Fair Trading Act 1986
An encryption expert, security firm or online service provider may be liable under several provisions of the Fair Trading Act 1986 (FTA) for misleading and deceptive conduct and false representations.
For example, if a person in trade markets his or her encryption services as being of a certain level of security, and the statement is not true, then that person may be liable under the FTA for misleading and deceptive conduct (section 9) and false representations (section 13).
Consumer Guarantees Act 1993
An online service provider may be liable for the guarantees found in the Consumer Guarantees Act 1993 (CGA). The courts have already accepted that computers fall within goods or services of a kind ordinarily acquired for personal, domestic or household use or consumption (CGA, section 2 – see Rask v Kelly (District Court, Dunedin, 941/96, 22 July 1997, Judge Everitt)).

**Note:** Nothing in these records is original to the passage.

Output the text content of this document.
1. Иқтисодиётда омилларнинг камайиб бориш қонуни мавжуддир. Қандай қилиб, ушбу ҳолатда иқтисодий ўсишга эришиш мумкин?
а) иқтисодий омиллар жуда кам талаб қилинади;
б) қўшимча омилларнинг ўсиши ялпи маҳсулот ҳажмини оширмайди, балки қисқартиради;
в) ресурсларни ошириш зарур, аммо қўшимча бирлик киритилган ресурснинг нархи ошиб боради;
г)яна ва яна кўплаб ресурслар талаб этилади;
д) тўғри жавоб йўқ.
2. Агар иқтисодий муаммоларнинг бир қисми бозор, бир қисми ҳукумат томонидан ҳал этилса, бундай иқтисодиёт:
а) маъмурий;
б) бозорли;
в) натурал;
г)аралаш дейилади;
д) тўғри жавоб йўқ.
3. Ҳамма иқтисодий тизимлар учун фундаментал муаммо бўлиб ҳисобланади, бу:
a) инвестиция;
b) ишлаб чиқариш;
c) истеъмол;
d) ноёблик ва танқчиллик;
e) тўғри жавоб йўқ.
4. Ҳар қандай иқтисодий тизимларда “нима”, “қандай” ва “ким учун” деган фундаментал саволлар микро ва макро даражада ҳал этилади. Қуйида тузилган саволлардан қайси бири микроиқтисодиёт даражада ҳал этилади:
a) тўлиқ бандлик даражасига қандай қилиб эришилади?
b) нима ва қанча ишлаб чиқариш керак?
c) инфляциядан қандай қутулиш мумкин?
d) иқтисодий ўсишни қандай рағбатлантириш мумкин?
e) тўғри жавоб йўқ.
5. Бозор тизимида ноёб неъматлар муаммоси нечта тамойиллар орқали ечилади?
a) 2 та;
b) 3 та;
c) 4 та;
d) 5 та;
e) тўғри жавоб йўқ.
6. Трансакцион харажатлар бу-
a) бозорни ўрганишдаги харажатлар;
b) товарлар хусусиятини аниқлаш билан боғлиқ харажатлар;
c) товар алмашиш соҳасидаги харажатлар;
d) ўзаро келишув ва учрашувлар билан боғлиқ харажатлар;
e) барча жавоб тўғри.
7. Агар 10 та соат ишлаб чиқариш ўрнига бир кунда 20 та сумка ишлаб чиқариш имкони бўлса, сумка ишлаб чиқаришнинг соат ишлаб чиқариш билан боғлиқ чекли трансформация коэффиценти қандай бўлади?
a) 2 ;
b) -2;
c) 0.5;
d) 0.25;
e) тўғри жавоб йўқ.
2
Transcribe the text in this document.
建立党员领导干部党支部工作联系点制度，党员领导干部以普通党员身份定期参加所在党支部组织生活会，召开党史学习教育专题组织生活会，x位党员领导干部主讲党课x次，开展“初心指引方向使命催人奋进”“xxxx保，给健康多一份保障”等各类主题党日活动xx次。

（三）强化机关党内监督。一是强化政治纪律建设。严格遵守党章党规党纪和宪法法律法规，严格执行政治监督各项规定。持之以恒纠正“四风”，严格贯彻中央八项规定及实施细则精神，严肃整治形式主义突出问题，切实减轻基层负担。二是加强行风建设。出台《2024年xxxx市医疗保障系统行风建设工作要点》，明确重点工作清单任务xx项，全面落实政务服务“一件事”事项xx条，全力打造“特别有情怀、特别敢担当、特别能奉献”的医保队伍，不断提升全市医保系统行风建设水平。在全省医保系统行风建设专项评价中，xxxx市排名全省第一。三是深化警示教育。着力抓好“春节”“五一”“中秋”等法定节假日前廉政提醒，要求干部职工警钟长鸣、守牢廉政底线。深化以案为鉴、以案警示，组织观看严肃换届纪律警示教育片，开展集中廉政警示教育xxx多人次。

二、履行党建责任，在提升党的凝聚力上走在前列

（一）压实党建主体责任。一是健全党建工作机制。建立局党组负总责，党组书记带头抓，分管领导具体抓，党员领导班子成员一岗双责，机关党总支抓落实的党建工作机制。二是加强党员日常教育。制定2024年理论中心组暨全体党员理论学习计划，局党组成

As more and more consumers acquire computers and use encryption for their communications, encryption may also fall within the meaning of “services”. An online service provider, under the definition of “supplier”, may be liable for the guarantees in respect of services. Failure to provide adequate encryption services may constitute breaches of the guarantee as to reasonable care and skill and the guarantee as to fitness for particular purpose. These areas have yet to be considered by the court, but counsel should be aware of them nonetheless.
Digital signatures trump the rest, but take care …
As discussed above, the requirements for authentication and verification outlined in the ETA leave the general form of electronic signatures somewhat lacking. Such electronic signatures provide no path to authenticate the signer or the document, or to guarantee that the information is unaltered in transit. Further, as security is easily compromised, electronic signatures open clients to a range of potential liabilities that are better avoided.
Accordingly, digital signatures provide the only appropriate form for signing electronically that both conforms to the requirements of the ETA and is likely to be accepted by the courts.
- Guidelines for counsel on the use of electronic signatures: 2016 Practice Note from the Law Society of England and Wales; see also Law Commission “Electronic Commerce Part One: A Guide for the Legal and Business Community” NZLC Report 50, 1998, page 7.
- Electronic Transactions Act 2002: Discussion Paper, Ministry of Economic Development, May 2000, at page 8.
- Encryption and algorithms: Smedinghoff, Online Law: The SPA’s Legal Guide to Doing Business on the Internet, Software Publisher’s Assoc, 1996, page 497; see also Schneier, Applied Cryptography: Protocols, Algorithms and Source Code in C, 2nd Edition, Wiley, New York, 1996, pages 223-225 and Bruce Schneier “Security Pitfalls in Cryptography” (1998) Counterpane Systems at 1.
- Encryption adequacy and standards: Lim “Liability Issues in Encryption Technology” (1998) 37 Computers & Law (Aus and NZ) 42, page 46.
- Confidentiality and breach of confidence: Law Commission “Electronic Commerce Part One: A Guide for the Legal and Business Community” NZLC Report 50, 1998, pages 3 and 61).